The iPhone screen shot is from a piece of software I’ve been playing with since Thursday. We got the gross idea from Redfin’s agent-monitoring software. Their stuff is simpler and prettier, but ours is robust and mission-critical.

What is it? Basically an automated tickler, the relationship-management part of Customer Relationship Management software. I’m still massively ambivalent about saddling on a big new piece of software like Salesforce, but I’ve been less than whelmed by cheaper products like Heap.

What I need, I realized, is this: Something to keep me on track every day. The records we’re showing are very brief, but they can contain every mission-critical detail we need to make contact with the client. The software runs on our file server, so it will work from any web browser and also from the iPhone. On a desktop machine, you can also do manual data entry, but typing on the iPhone is so painful that I left that feature out of the iPhone version.

But on the iPhone the phone number is “hot,” as is the ePage number if we have one. Likewise the email link, obviously. The Web Site link will take us to any URL we have linked to that record — with the most obvious destination being a cloud-based transaction-management page.

(I have plans there, also, with an iPhone-ready contact sheet for the entire transaction — agents, lender, title, inspectors, etc. On the iPhone, any PDF file is accesible, so the Web Site link will give us instant remote access to every live transaction.)

Here’s what it looks like on a desktop browser:

This doesn’t solve our larger CRM problem, but it’s built to harvest data from a real CRM system, once we have one.

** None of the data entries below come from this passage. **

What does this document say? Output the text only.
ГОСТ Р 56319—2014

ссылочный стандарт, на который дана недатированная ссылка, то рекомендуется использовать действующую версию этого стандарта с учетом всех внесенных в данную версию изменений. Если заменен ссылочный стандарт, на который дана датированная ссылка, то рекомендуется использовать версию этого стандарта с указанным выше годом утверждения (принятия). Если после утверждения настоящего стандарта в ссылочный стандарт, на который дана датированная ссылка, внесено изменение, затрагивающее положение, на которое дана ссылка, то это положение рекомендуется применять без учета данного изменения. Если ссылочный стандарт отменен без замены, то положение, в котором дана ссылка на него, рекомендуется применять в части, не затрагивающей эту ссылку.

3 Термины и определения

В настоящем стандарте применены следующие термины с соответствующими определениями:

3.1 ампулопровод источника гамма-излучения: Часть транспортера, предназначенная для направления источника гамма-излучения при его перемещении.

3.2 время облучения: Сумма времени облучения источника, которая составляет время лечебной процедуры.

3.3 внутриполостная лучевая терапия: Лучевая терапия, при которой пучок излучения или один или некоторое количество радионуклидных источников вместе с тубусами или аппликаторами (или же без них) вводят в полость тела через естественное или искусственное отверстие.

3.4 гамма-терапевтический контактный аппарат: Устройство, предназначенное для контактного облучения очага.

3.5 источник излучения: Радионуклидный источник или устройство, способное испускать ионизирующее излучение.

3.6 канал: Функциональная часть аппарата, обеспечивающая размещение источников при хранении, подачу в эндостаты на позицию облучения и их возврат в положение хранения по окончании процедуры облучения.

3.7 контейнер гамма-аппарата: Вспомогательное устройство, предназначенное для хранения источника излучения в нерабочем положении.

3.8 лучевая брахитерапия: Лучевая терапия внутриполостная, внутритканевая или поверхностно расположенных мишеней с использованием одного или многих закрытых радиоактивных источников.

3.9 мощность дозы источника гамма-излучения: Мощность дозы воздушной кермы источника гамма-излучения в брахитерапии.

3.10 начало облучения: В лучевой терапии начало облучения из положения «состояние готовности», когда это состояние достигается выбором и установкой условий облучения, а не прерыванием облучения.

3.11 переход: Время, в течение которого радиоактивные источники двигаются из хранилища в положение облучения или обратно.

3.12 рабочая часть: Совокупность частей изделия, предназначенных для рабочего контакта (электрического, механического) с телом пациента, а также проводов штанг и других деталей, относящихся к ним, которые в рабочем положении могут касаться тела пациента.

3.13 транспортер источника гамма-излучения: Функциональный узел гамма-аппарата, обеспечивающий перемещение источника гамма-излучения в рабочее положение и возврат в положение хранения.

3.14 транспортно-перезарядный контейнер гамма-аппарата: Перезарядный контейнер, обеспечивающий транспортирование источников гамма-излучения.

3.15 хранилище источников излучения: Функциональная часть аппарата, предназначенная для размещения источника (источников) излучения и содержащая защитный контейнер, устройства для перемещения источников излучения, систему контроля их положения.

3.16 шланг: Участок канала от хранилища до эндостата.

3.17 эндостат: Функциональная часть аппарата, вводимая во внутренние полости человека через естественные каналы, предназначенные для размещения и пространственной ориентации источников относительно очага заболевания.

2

I have plans, too, to integrate it with Google Calendar — to calendar those events automatically — and with our existing web-based forms. Very soon, if you fill out a form on our web site, the form will create a record in this software automatically. I also want for it to tickle us by email on event days. Tickling us, too, to let us know when we’re not keeping in touch with people — which idea also comes from Redfin’s software.

But: This does not solve our total CRM problem, just relationship-management for live clients. Even so, the real deal, for Realtors, is making the best possible use of junk time — driving, waiting, etc. This is CRM minus contact management, just mission-critical relationship-management.

In fact, anyone could use this software for any business. All four pop-ups are done from separate initialization files. Change those files and you’ve changed the software. Lo-tech don’t mean no-tech.

Bottom line: The more accountability we build into our systems, the more we get done. This little piece of software could make us a lot of money — and keep our clients happier.